Temos vindo a assistir a um exercício desabrido de cada
um dizer - falando ou por escrito – o que lhe apetece, por vezes, sem medir nos
termos e tão pouco na forma. Esta tendência andava pela populaça quase-anónima,
mas agora também as cúpulas entraram na onda e deixam sair sem filtro o que
talvez estivesse no pensamento ou andasse pelos comentários dos apaniguados…
Qualquer dia já só falta voltar ao desafio dos duelos
para limpar a honra ou de ser criada uma polícia de costumes para aferir da
legitimidade em proferir (averiguar, classificar e julgar) impropérios e onde
se verifique qual o castigo para os infratores, com lesados e ofensores…

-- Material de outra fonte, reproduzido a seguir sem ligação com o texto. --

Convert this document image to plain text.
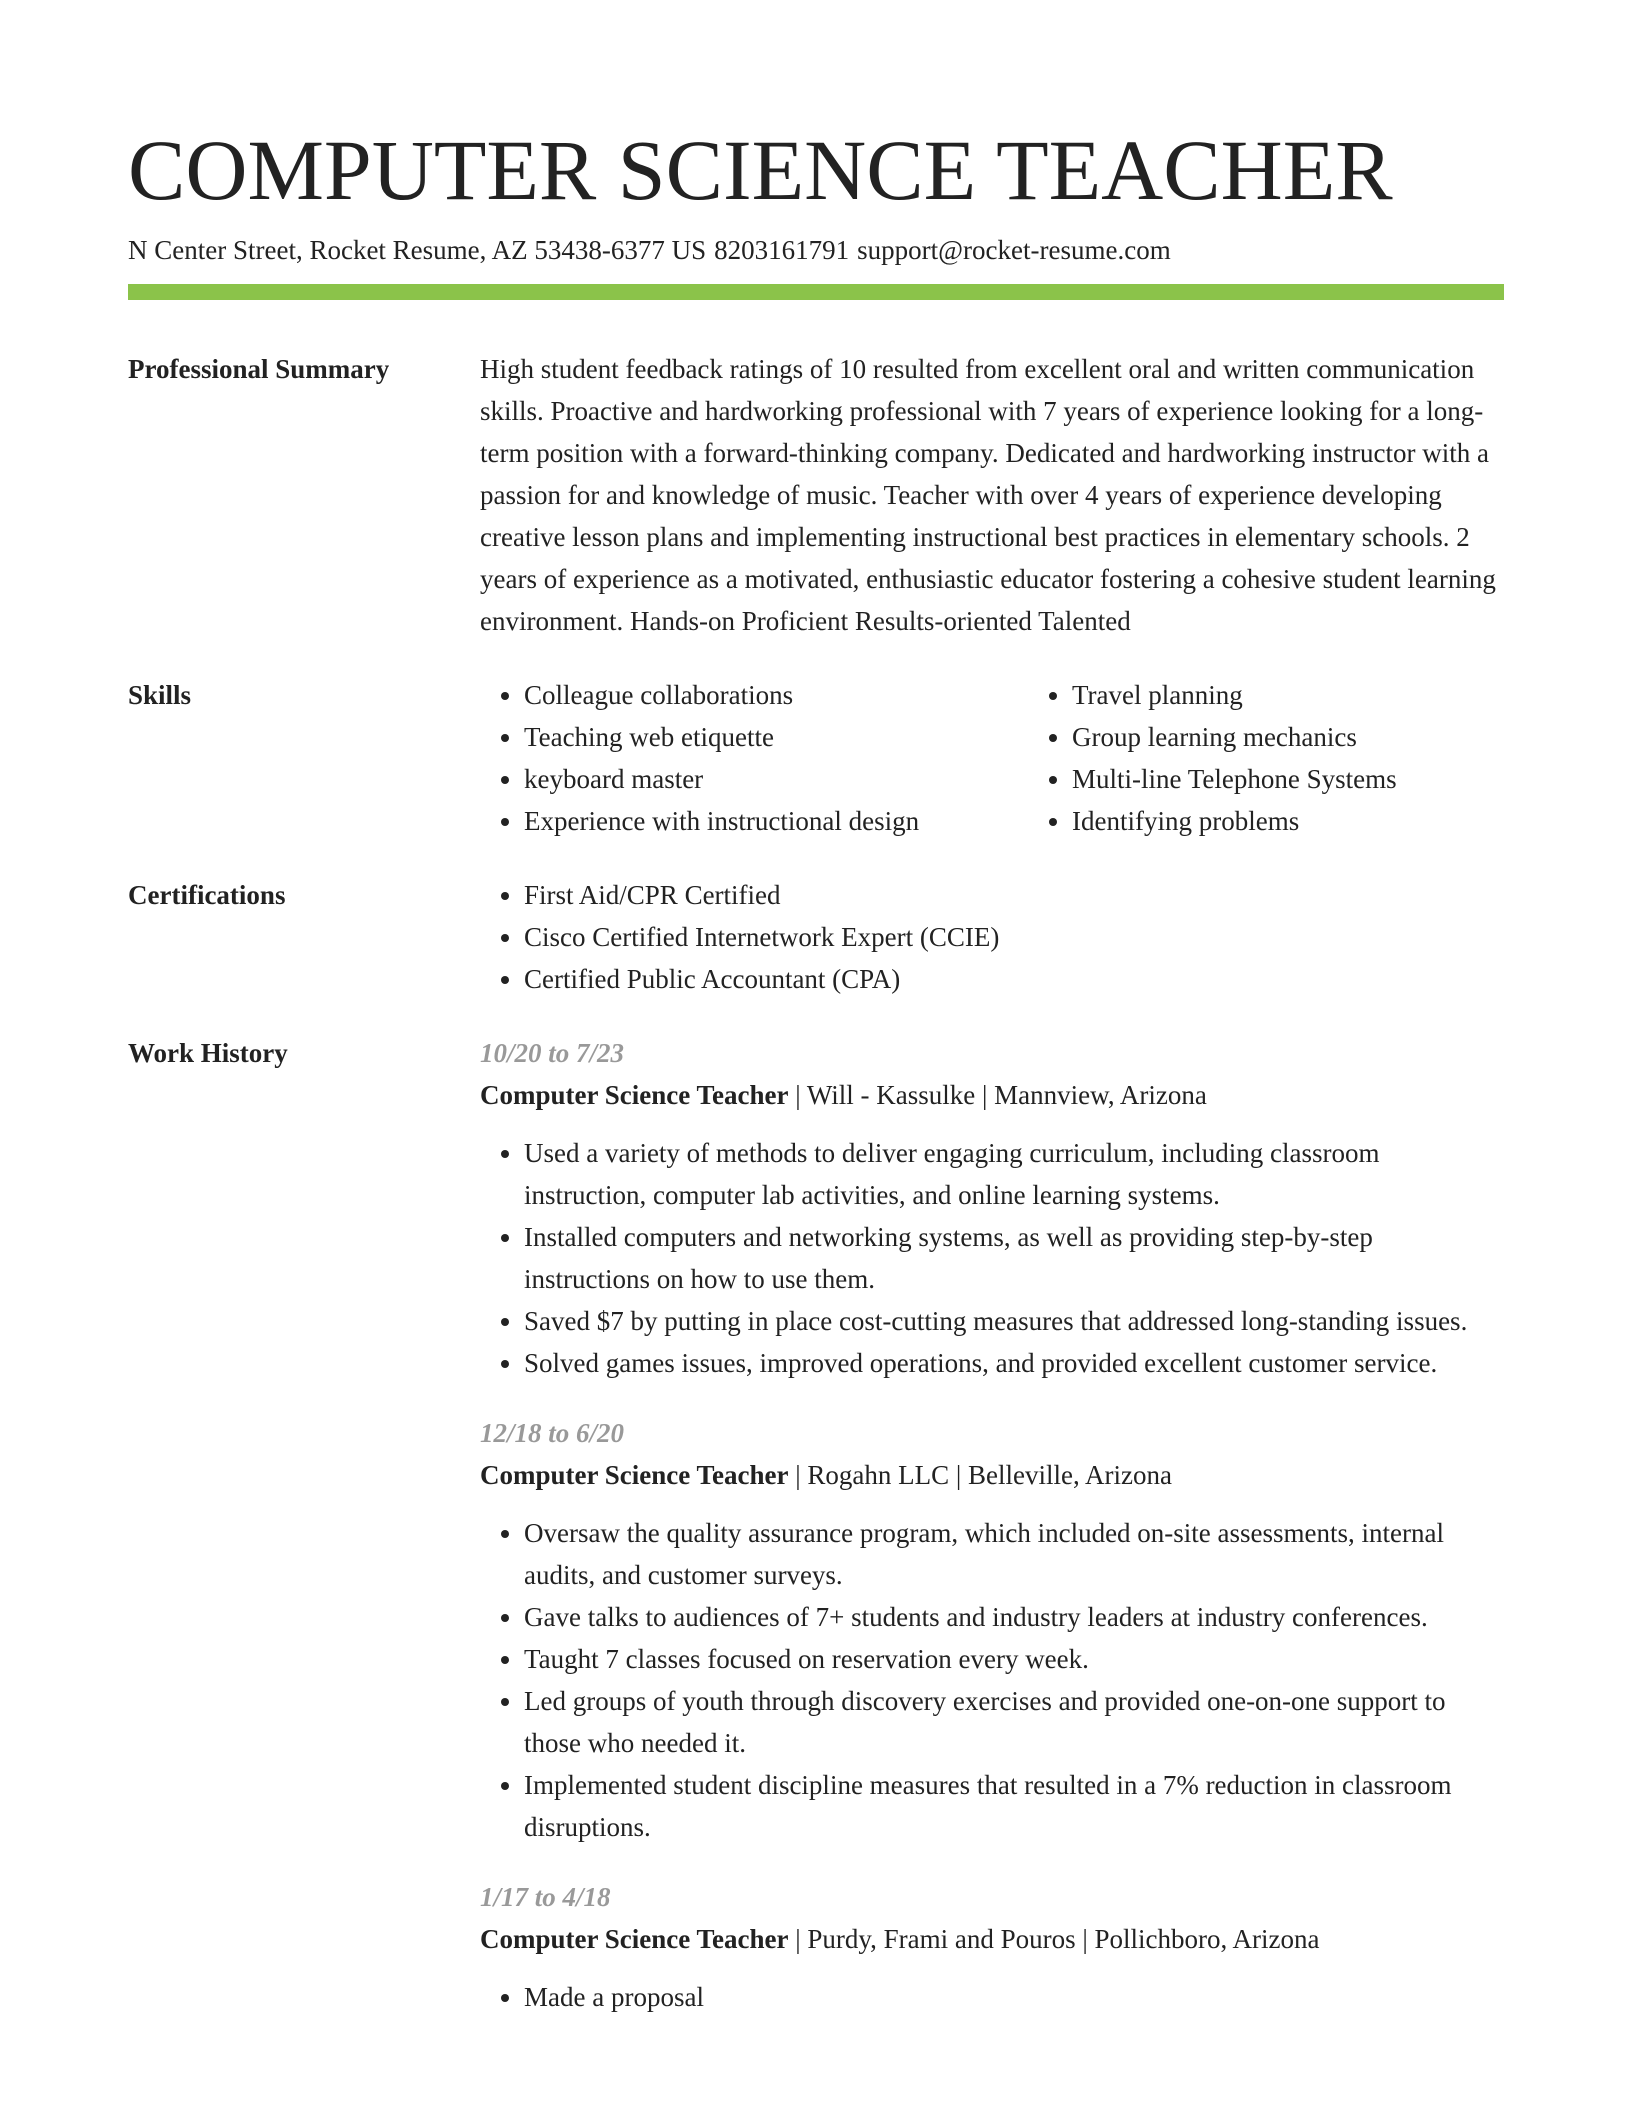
COMPUTER SCIENCE TEACHER
N Center Street, Rocket Resume, AZ 53438-6377 US 8203161791 support@rocket-resume.com
Professional Summary	High student feedback ratings of 10 resulted from excellent oral and written communication skills. Proactive and hardworking professional with 7 years of experience looking for a long-term position with a forward-thinking company. Dedicated and hardworking instructor with a passion for and knowledge of music. Teacher with over 4 years of experience developing creative lesson plans and implementing instructional best practices in elementary schools. 2 years of experience as a motivated, enthusiastic educator fostering a cohesive student learning environment. Hands-on Proficient Results-oriented Talented

Skills	• Colleague collaborations
• Teaching web etiquette
• keyboard master
• Experience with instructional design
• Travel planning
• Group learning mechanics
• Multi-line Telephone Systems
• Identifying problems
Certifications	• First Aid/CPR Certified
• Cisco Certified Internetwork Expert (CCIE)
• Certified Public Accountant (CPA)
Work History	10/20 to 7/23
Computer Science Teacher | Will - Kassulke | Mannview, Arizona
• Used a variety of methods to deliver engaging curriculum, including classroom instruction, computer lab activities, and online learning systems.
• Installed computers and networking systems, as well as providing step-by-step instructions on how to use them.
• Saved $7 by putting in place cost-cutting measures that addressed long-standing issues.
• Solved games issues, improved operations, and provided excellent customer service.
12/18 to 6/20
Computer Science Teacher | Rogahn LLC | Belleville, Arizona
• Oversaw the quality assurance program, which included on-site assessments, internal audits, and customer surveys.
• Gave talks to audiences of 7+ students and industry leaders at industry conferences.
• Taught 7 classes focused on reservation every week.
• Led groups of youth through discovery exercises and provided one-on-one support to those who needed it.
• Implemented student discipline measures that resulted in a 7% reduction in classroom disruptions.
1/17 to 4/18
Computer Science Teacher | Purdy, Frami and Pouros | Pollichboro, Arizona
• Made a proposal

1. As ditas redes sociais vieram trazer à luz do dia tantos
desses macabros desejos de falar de tudo e de todos, maldizendo e conjugando a
indisfarçável vontade tão lusitana ‘de enterrar vivos e desenterrar mortos’. Ai
de quem caía sob a alçada das ‘redes sociais’, terá um longo e penoso caminho
para se reabilitar, mesmo que seja tudo mentira e ninguém consiga comprovar
seja o que for. Com que facilidade se levantam ‘famas-e-mentiras’, normalmente
depreciando de quem se fala. Com que facilidade as pessoas entram em desgraça,
só porque alguém, querendo-lhe menos bem ou até mal, se lembra de algo que a
possa prejudicar, ofender ou difamar. E anteriormente o visado era dos últimos
a saber, agora dá a impressão que querem que seja o primeiro, mesmo para o
deitar mais abaixo do que seria expetável.
2. Foi com surpresa – ou talvez não – que ouvimos de um
responsável investido em poder e autoridade a referir-se a alguns dos seus
opositores: ‘quando tentam guinchar os queques ficam ridículos’! Será
admissível este tipo de conversa numa entrevista, mesmo que possa ser usada à
mesa do café? Quem isso afirma está ciente do alcance de tal frase ou quis dar
a entender que, em matéria de piadas, não tem muita habilidade? Como se poderá
elevar o discurso, quando se não teme que possa ofender quem ouve ou quem
discorde? Com estas e outras tiradas não andaremos a crispar mais a vida
pública e política, já de per si pouco creditada?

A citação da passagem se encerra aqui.